Crónica de Uma Morte Anunciada

A mestria com que Crónica de Uma Morte Anunciada foi escrita é (mais uma) prova do génio que é Gabriel García Marquez.
Li as 100 páginas em dia e meio, há dias e, se há romance que pode servir de exemplo como a arte da escrita para contar uma história, é este.
Deste livro Gabriel García Marquez disse que “acredita-se sempre que o melhor romance é o último; mas eu acredito que este é o melhor romance no sentido em que consegui fazer exactamente aquilo que queria.”. Por incrível que pareça, este romance tem por base uma história real… claro que a roupagem que o autor lhe confere fazem-na ganhar vida própria, sendo o ambiente descrito uma viagem deslumbrante para qualquer leitor, que se encontra no purgatório ora da realidade ora da fantasia, universo tão característico do Realismo Mágico, estilo de que García Marquez é o intérprete maior.
Pena é que este autor não venha a produzir mais nenhuma obra: a terrível doença que o tem atacado, embora possa travar momentaneamente a sua produção literária, não travará o génio, porque esse já é eterno, pelo menos enquanto existir memória colectiva e pessoas que gostem de livros.
A demência ou senilidade, nome que a doença de Alzheimer assume quando atinge um “sénior”, bateu-lhe à porta após os 80 anos. Pior para ela: mostrou a sua fragilidade perante o génio. Durante mais de 80 anos, Gabriel García Marquez venceu a doença com a magistralidade das suas muitas obras-primas. Não é pela cobardia da demência o ter apanhado num momento de fragilidade ao cair do pano que será declarada vencedora.
Das obras todos se lembrarão. Da doença não.
O último romance permanecerá inacabado.

“Dormia sempre como dormiu o pai, com a arma escondida na fronha do travesseiro, mas antes de sair de casa naquele dia retirou os projécteis e pô-los na gaveta da mesinha de cabeceira. “Nunca a deixava carregada”, disse-me a mãe.
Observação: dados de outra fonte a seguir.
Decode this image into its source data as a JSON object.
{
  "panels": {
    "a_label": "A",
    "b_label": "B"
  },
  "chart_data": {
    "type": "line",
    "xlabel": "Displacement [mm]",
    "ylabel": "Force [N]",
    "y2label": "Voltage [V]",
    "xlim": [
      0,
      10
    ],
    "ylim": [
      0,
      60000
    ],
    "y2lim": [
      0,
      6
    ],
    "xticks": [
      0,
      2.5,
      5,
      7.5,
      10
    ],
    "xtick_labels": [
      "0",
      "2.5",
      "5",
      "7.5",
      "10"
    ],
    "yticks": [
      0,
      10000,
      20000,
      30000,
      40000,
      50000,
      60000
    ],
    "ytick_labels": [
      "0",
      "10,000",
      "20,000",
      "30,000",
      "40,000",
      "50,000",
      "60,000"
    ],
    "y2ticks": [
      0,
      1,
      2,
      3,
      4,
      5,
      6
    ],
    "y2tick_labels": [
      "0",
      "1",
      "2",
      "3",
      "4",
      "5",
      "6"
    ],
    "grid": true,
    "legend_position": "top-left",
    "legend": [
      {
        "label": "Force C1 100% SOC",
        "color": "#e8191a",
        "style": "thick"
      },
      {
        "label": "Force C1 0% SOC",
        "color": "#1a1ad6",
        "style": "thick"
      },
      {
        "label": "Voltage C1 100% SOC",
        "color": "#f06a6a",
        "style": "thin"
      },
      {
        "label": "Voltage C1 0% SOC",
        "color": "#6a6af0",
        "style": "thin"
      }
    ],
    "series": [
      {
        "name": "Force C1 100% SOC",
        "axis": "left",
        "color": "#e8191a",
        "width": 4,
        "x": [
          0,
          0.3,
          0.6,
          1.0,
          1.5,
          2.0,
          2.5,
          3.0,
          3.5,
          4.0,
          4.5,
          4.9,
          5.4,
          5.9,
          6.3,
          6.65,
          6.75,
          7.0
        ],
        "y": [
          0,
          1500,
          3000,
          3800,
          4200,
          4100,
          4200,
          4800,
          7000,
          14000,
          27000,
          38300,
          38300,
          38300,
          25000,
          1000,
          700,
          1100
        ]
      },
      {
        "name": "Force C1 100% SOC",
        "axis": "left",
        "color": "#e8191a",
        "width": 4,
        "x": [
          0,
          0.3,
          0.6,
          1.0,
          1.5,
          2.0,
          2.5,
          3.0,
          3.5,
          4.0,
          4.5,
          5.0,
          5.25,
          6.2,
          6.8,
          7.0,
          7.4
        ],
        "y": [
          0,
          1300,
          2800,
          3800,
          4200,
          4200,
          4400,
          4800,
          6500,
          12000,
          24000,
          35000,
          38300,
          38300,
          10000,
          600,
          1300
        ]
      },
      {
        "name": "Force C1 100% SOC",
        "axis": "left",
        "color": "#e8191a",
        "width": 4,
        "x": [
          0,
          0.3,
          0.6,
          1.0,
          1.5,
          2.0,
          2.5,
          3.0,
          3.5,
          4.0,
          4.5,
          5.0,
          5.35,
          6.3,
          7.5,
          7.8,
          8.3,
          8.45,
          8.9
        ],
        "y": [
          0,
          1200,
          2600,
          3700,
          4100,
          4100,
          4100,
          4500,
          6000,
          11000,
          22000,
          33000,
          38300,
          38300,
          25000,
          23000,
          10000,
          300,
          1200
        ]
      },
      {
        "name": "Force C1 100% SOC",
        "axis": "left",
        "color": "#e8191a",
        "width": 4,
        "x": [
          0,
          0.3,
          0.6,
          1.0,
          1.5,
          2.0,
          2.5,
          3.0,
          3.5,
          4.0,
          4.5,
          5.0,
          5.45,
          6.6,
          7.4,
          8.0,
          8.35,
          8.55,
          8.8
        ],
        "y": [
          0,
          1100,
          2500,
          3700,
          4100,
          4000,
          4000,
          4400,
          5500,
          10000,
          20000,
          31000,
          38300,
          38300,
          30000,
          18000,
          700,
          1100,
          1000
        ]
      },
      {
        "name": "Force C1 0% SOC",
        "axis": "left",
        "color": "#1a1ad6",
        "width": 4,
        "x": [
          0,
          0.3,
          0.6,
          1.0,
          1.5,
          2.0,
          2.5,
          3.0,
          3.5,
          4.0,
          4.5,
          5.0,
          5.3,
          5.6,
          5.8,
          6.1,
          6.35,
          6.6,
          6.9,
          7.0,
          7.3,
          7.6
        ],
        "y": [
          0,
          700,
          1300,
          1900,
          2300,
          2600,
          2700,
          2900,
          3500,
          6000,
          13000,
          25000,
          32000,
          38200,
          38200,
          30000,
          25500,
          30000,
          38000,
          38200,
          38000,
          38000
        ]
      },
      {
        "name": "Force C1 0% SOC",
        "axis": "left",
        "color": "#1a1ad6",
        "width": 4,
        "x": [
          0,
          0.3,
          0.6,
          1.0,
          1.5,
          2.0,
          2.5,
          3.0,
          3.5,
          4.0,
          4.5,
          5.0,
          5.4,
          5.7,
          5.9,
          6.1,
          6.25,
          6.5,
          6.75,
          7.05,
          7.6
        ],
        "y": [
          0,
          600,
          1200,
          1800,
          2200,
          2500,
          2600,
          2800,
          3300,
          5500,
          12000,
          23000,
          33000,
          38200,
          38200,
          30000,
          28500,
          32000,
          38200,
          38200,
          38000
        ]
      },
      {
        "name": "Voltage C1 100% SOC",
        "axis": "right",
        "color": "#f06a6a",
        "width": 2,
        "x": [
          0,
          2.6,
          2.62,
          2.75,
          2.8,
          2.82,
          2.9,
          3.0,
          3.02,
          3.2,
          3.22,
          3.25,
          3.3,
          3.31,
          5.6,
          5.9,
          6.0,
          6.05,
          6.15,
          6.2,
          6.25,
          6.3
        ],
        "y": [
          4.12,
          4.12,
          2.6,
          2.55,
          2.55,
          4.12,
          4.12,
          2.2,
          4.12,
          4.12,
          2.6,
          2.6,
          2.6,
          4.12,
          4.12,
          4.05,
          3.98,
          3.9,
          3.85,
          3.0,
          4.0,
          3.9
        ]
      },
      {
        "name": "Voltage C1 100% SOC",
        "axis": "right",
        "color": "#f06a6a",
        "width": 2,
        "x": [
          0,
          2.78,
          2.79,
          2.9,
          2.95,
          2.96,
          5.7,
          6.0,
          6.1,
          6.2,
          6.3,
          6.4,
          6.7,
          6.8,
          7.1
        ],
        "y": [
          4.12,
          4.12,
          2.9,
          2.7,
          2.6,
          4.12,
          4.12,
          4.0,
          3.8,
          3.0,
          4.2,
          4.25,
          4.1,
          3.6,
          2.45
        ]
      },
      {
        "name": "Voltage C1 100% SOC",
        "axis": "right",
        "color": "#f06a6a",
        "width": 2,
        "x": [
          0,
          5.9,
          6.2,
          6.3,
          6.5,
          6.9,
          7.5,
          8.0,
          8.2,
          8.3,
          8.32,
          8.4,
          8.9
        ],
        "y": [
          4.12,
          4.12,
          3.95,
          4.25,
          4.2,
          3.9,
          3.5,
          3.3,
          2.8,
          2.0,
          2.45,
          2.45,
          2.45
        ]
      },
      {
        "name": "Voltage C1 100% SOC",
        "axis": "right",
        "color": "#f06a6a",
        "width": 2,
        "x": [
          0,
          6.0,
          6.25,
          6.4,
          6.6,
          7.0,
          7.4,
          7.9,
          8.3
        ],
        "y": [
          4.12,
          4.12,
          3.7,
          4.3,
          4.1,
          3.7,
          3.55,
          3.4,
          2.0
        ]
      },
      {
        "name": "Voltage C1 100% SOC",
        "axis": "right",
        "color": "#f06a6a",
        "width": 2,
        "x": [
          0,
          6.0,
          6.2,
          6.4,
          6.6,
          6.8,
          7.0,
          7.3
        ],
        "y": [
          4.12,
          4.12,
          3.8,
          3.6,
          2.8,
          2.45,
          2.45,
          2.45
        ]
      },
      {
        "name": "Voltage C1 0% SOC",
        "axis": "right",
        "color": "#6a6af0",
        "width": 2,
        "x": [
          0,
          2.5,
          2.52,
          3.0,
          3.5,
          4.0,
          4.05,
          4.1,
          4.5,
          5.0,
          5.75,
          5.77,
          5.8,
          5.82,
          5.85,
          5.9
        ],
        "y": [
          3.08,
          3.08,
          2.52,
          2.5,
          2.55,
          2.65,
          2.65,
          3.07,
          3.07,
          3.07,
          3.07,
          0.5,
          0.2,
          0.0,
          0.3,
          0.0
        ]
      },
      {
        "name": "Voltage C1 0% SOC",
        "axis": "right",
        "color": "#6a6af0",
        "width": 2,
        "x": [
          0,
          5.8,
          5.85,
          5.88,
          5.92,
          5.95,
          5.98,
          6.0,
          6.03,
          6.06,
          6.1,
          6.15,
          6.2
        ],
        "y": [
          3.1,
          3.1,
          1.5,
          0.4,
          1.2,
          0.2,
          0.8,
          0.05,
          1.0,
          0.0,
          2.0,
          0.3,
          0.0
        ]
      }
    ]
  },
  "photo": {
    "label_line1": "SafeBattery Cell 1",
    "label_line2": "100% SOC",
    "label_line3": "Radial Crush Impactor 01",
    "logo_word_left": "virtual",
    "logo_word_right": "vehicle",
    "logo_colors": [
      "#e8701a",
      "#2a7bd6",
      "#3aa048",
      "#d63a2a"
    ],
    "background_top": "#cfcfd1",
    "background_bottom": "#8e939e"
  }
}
Eu sabia disso, e sabia também que ele guardava as armas num sítio e escondia as munições noutro sítio bastante afastado, para que ninguém cedesse nem por acaso à tentação de carregá-las dentro de casa. Era um costume sábio imposto pelo pai desde uma manhã em que uma criada sacudiu o travesseiro para tirar a fronha, e a pistola disparou-se ao embater no chão, e a bala escaqueirou o armário do quarto, atravessou a parede da sala, passou com um estrondo de guerra pela sala de jantar da casa vizinha e converteu em pó de gesso um santo em tamanho natural no altar-mor da igreja, do outro lado da praça.”

“Mas recuperou em poucas horas, e assim que recobrou os sentidos pôs toda a gente fora de casa com as melhores maneiras que foi capaz de arranjar.
- Não me fodam – disse. – Nem vocês nem o meu pai com os seus tomates de veterano.”